For future work, we aim at enhancing the visualization and interaction interventions based on the participants’ feedback. In this experiment, we investigated the effects of the employed visualization and interaction interventions on software developers’ performance. Hence, other experiments should be performed to compare the effects of different types of visualization and interaction interventions on software developers’ performance. We also investigated these interventions collectively. Further interesting steps for experimentation could be include the investigation of each of these interventions individually and record their impact on software developers’ performance.

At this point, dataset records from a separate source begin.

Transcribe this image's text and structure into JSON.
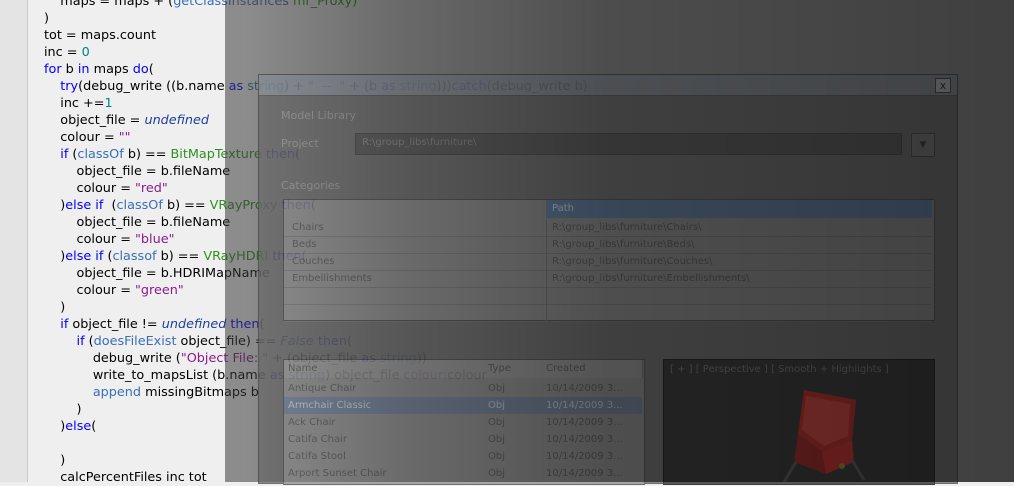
{
  "editor": {
    "lines": [
      [
        {
          "t": "    maps = maps + (",
          "c": "plain"
        },
        {
          "t": "getClassInstances",
          "c": "fn"
        },
        {
          "t": " mr_Proxy)",
          "c": "cls"
        }
      ],
      [
        {
          "t": ")",
          "c": "plain"
        }
      ],
      [
        {
          "t": "tot = maps.count",
          "c": "plain"
        }
      ],
      [
        {
          "t": "inc = ",
          "c": "plain"
        },
        {
          "t": "0",
          "c": "num"
        }
      ],
      [
        {
          "t": "for",
          "c": "kw"
        },
        {
          "t": " b ",
          "c": "plain"
        },
        {
          "t": "in",
          "c": "kw"
        },
        {
          "t": " maps ",
          "c": "plain"
        },
        {
          "t": "do",
          "c": "kw"
        },
        {
          "t": "(",
          "c": "plain"
        }
      ],
      [
        {
          "t": "    ",
          "c": "plain"
        },
        {
          "t": "try",
          "c": "kw"
        },
        {
          "t": "(debug_write ((b.name ",
          "c": "plain"
        },
        {
          "t": "as",
          "c": "kw"
        },
        {
          "t": " ",
          "c": "plain"
        },
        {
          "t": "string",
          "c": "fn"
        },
        {
          "t": ") + ",
          "c": "plain"
        },
        {
          "t": "\"  --  \"",
          "c": "str"
        },
        {
          "t": " + (b ",
          "c": "plain"
        },
        {
          "t": "as",
          "c": "kw"
        },
        {
          "t": " ",
          "c": "plain"
        },
        {
          "t": "string",
          "c": "fn"
        },
        {
          "t": ")))",
          "c": "plain"
        },
        {
          "t": "catch",
          "c": "kw"
        },
        {
          "t": "(debug_write b)",
          "c": "plain"
        }
      ],
      [
        {
          "t": "    inc +=",
          "c": "plain"
        },
        {
          "t": "1",
          "c": "num"
        }
      ],
      [
        {
          "t": "    object_file = ",
          "c": "plain"
        },
        {
          "t": "undefined",
          "c": "it"
        }
      ],
      [
        {
          "t": "    colour = ",
          "c": "plain"
        },
        {
          "t": "\"\"",
          "c": "str"
        }
      ],
      [
        {
          "t": "    ",
          "c": "plain"
        },
        {
          "t": "if",
          "c": "kw"
        },
        {
          "t": " (",
          "c": "plain"
        },
        {
          "t": "classOf",
          "c": "fn"
        },
        {
          "t": " b) == ",
          "c": "plain"
        },
        {
          "t": "BitMapTexture",
          "c": "cls"
        },
        {
          "t": " ",
          "c": "plain"
        },
        {
          "t": "then",
          "c": "kw"
        },
        {
          "t": "(",
          "c": "plain"
        }
      ],
      [
        {
          "t": "        object_file = b.fileName",
          "c": "plain"
        }
      ],
      [
        {
          "t": "        colour = ",
          "c": "plain"
        },
        {
          "t": "\"red\"",
          "c": "str"
        }
      ],
      [
        {
          "t": "    )",
          "c": "plain"
        },
        {
          "t": "else if",
          "c": "kw"
        },
        {
          "t": "  (",
          "c": "plain"
        },
        {
          "t": "classOf",
          "c": "fn"
        },
        {
          "t": " b) == ",
          "c": "plain"
        },
        {
          "t": "VRayProxy",
          "c": "cls"
        },
        {
          "t": " ",
          "c": "plain"
        },
        {
          "t": "then",
          "c": "kw"
        },
        {
          "t": "(",
          "c": "plain"
        }
      ],
      [
        {
          "t": "        object_file = b.fileName",
          "c": "plain"
        }
      ],
      [
        {
          "t": "        colour = ",
          "c": "plain"
        },
        {
          "t": "\"blue\"",
          "c": "str"
        }
      ],
      [
        {
          "t": "    )",
          "c": "plain"
        },
        {
          "t": "else if",
          "c": "kw"
        },
        {
          "t": " (",
          "c": "plain"
        },
        {
          "t": "classof",
          "c": "fn"
        },
        {
          "t": " b) == ",
          "c": "plain"
        },
        {
          "t": "VRayHDRI",
          "c": "cls"
        },
        {
          "t": " ",
          "c": "plain"
        },
        {
          "t": "then",
          "c": "kw"
        },
        {
          "t": "(",
          "c": "plain"
        }
      ],
      [
        {
          "t": "        object_file = b.HDRIMapName",
          "c": "plain"
        }
      ],
      [
        {
          "t": "        colour = ",
          "c": "plain"
        },
        {
          "t": "\"green\"",
          "c": "str"
        }
      ],
      [
        {
          "t": "    )",
          "c": "plain"
        }
      ],
      [
        {
          "t": "    ",
          "c": "plain"
        },
        {
          "t": "if",
          "c": "kw"
        },
        {
          "t": " object_file != ",
          "c": "plain"
        },
        {
          "t": "undefined",
          "c": "it"
        },
        {
          "t": " ",
          "c": "plain"
        },
        {
          "t": "then",
          "c": "kw"
        },
        {
          "t": "(",
          "c": "plain"
        }
      ],
      [
        {
          "t": "        ",
          "c": "plain"
        },
        {
          "t": "if",
          "c": "kw"
        },
        {
          "t": " (",
          "c": "plain"
        },
        {
          "t": "doesFileExist",
          "c": "fn"
        },
        {
          "t": " object_file) == ",
          "c": "plain"
        },
        {
          "t": "False",
          "c": "it"
        },
        {
          "t": " ",
          "c": "plain"
        },
        {
          "t": "then",
          "c": "kw"
        },
        {
          "t": "(",
          "c": "plain"
        }
      ],
      [
        {
          "t": "            debug_write (",
          "c": "plain"
        },
        {
          "t": "\"Object File: \"",
          "c": "str"
        },
        {
          "t": " + (object_file ",
          "c": "plain"
        },
        {
          "t": "as",
          "c": "kw"
        },
        {
          "t": " ",
          "c": "plain"
        },
        {
          "t": "string",
          "c": "fn"
        },
        {
          "t": "))",
          "c": "plain"
        }
      ],
      [
        {
          "t": "            write_to_mapsList (b.name ",
          "c": "plain"
        },
        {
          "t": "as",
          "c": "kw"
        },
        {
          "t": " ",
          "c": "plain"
        },
        {
          "t": "string",
          "c": "fn"
        },
        {
          "t": ") object_file ",
          "c": "plain"
        },
        {
          "t": "colour:",
          "c": "fn-purple"
        },
        {
          "t": "colour",
          "c": "plain"
        }
      ],
      [
        {
          "t": "            ",
          "c": "plain"
        },
        {
          "t": "append",
          "c": "fn"
        },
        {
          "t": " missingBitmaps b",
          "c": "plain"
        }
      ],
      [
        {
          "t": "        )",
          "c": "plain"
        }
      ],
      [
        {
          "t": "    )",
          "c": "plain"
        },
        {
          "t": "else",
          "c": "kw"
        },
        {
          "t": "(",
          "c": "plain"
        }
      ],
      [
        {
          "t": "",
          "c": "plain"
        }
      ],
      [
        {
          "t": "    )",
          "c": "plain"
        }
      ],
      [
        {
          "t": "    calcPercentFiles inc tot",
          "c": "plain"
        }
      ]
    ]
  },
  "window": {
    "close_glyph": "x",
    "labels": {
      "library": "Model Library",
      "project": "Project",
      "categories": "Categories"
    },
    "combo_value": "R:\\group_libs\\furniture\\",
    "categories_header": "Path",
    "categories": [
      {
        "name": "Chairs",
        "path": "R:\\group_libs\\furniture\\Chairs\\"
      },
      {
        "name": "Beds",
        "path": "R:\\group_libs\\furniture\\Beds\\"
      },
      {
        "name": "Couches",
        "path": "R:\\group_libs\\furniture\\Couches\\"
      },
      {
        "name": "Embellishments",
        "path": "R:\\group_libs\\furniture\\Embellishments\\"
      }
    ],
    "models_headers": [
      "Name",
      "Type",
      "Created"
    ],
    "models": [
      {
        "name": "Antique Chair",
        "type": "Obj",
        "created": "10/14/2009 3..."
      },
      {
        "name": "Armchair Classic",
        "type": "Obj",
        "created": "10/14/2009 3...",
        "selected": true
      },
      {
        "name": "Ack Chair",
        "type": "Obj",
        "created": "10/14/2009 3..."
      },
      {
        "name": "Catifa Chair",
        "type": "Obj",
        "created": "10/14/2009 3..."
      },
      {
        "name": "Catifa Stool",
        "type": "Obj",
        "created": "10/14/2009 3..."
      },
      {
        "name": "Arport Sunset Chair",
        "type": "Obj",
        "created": "10/14/2009 3..."
      }
    ],
    "viewport_label": "[ + ] [ Perspective ] [ Smooth + Highlights ]"
  },
  "colors": {
    "keyword": "#0000ff",
    "function": "#3a6eb8",
    "string": "#8b1a8b",
    "class": "#2f8f1f",
    "number": "#00828a",
    "chair": "#d8231e"
  }
}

Moreover, we intended to add visualization and interaction interventions for mapping between feature models and other artifacts used in SPLE. Afterwards, the visualization and interaction interventions will be evaluated for the mapping representation. Finally, in our current study, we concentrated on the visualization and interaction intervention related to the visualization of hierarchy relations and non-functional properties in feature models. An important aspect in the feature model configuration is inter-dependencies between features and feature attributes. In our future works, we aim at identifying a set of visualization and interaction interventions for representing the inter-dependencies between feature selections, between feature attribute values of two different features, between one feature and another feature’s attribute value, and between groups of selection decisions. Next, we will design an empirical study to investigate the comprehension and changeability of these relations by software developers during the feature model configuration process.